Whether there are existing or just a few brief documents, find out:
- What is the organizations’ environment, e.g., global, marketing, technical?
- Where all the documents located.
- Who is your target audience? Who were the existing documents created for previously, e.g., testers, users, developers, engineers, financial or pharmaceutical personnel, managers? Try to narrow down the stakeholders.
- Do compliances have to be met, e.g., within a pharmaceutical or manufacturing company.
- Are there any security issues?
If there are existing documents:
- Ask and ensure that the existing documents are accurate.
- Next, perform a general examination of all the documents.
- Think about how you would rearrange the material.to make it more appealing.
- Did you find any consistencies within the documents, i.e., style of writing, formatting?

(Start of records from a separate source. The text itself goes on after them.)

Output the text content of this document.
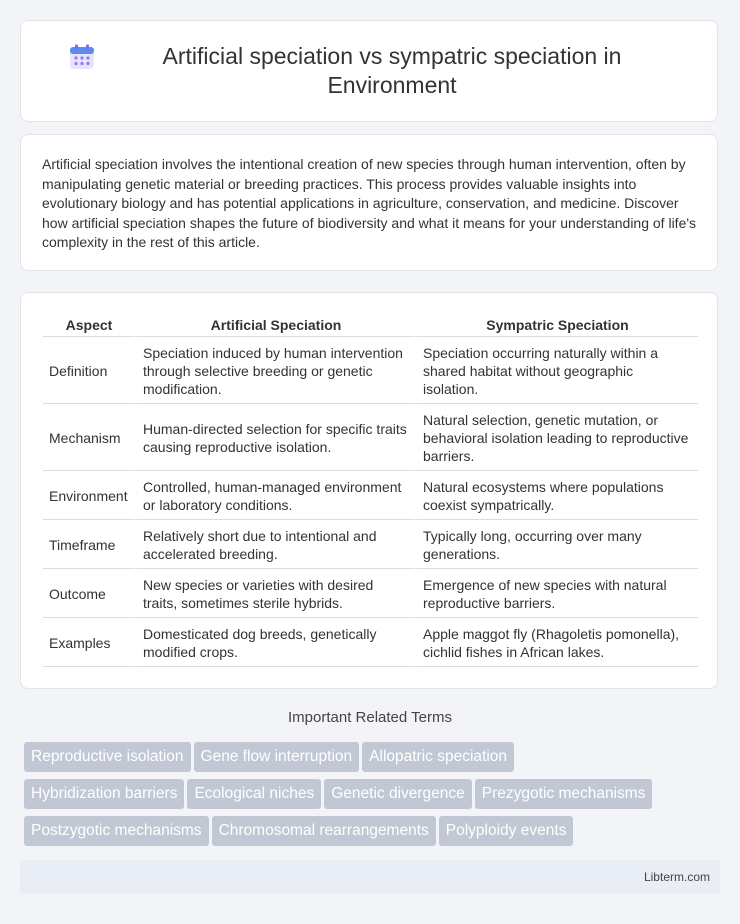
Artificial speciation vs sympatric speciation in Environment

Artificial speciation involves the intentional creation of new species through human intervention, often by manipulating genetic material or breeding practices. This process provides valuable insights into evolutionary biology and has potential applications in agriculture, conservation, and medicine. Discover how artificial speciation shapes the future of biodiversity and what it means for your understanding of life's complexity in the rest of this article.

Aspect	Artificial Speciation	Sympatric Speciation
Definition	Speciation induced by human intervention through selective breeding or genetic modification.	Speciation occurring naturally within a shared habitat without geographic isolation.
Mechanism	Human-directed selection for specific traits causing reproductive isolation.	Natural selection, genetic mutation, or behavioral isolation leading to reproductive barriers.
Environment	Controlled, human-managed environment or laboratory conditions.	Natural ecosystems where populations coexist sympatrically.
Timeframe	Relatively short due to intentional and accelerated breeding.	Typically long, occurring over many generations.
Outcome	New species or varieties with desired traits, sometimes sterile hybrids.	Emergence of new species with natural reproductive barriers.
Examples	Domesticated dog breeds, genetically modified crops.	Apple maggot fly (Rhagoletis pomonella), cichlid fishes in African lakes.
Important Related Terms
Reproductive isolation Gene flow interruption Allopatric speciation
Hybridization barriers Ecological niches Genetic divergence Prezygotic mechanisms
Postzygotic mechanisms Chromosomal rearrangements Polyploidy events
Libterm.com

If so, note it down, as this information might become part of a style guide for certain types of documents.
- Also note down any formatting differences to see if there is a preference
- Organize the documents into categories, e.g., user guides, standard operating procedures, technical, sales, customer service documents, etc.
- Create an outline or draw a map of the categories to help maintain order.
- Ensure that the content fits into the category.
- When ready, work on each piece of document one at a time.
- Ensure that the purpose of each document is successful and does what it is supposed to do, i.e., guide, develop, help, quantify, educate, or demonstrate.
Questions to ask about the documents:
- Are there certain styles or types of documents that they do not want? Maybe they only want user or training material and not technical nor procedural documents.
- Are there particular formats they do not want, i.e., within outlines (wanting alphabetical as opposed to numerical)?
- Does length matter/? Maybe they only want short concise documents and not lengthy ones where you have to look at a table of contents.
As a final note:
- The document you standardize should fit the philosophy of the organization; global or national.
- Plan out your documents and create guidelines for approval, and determine ahead of time how to manage changes.
- Be flexible, especially when working in a global organization. One culture may like explicit detailed longer explanations, whereas another may not and prefer illustrations instead of words, or both, or videos instead.
What are your experiences in working with non-standardized documents?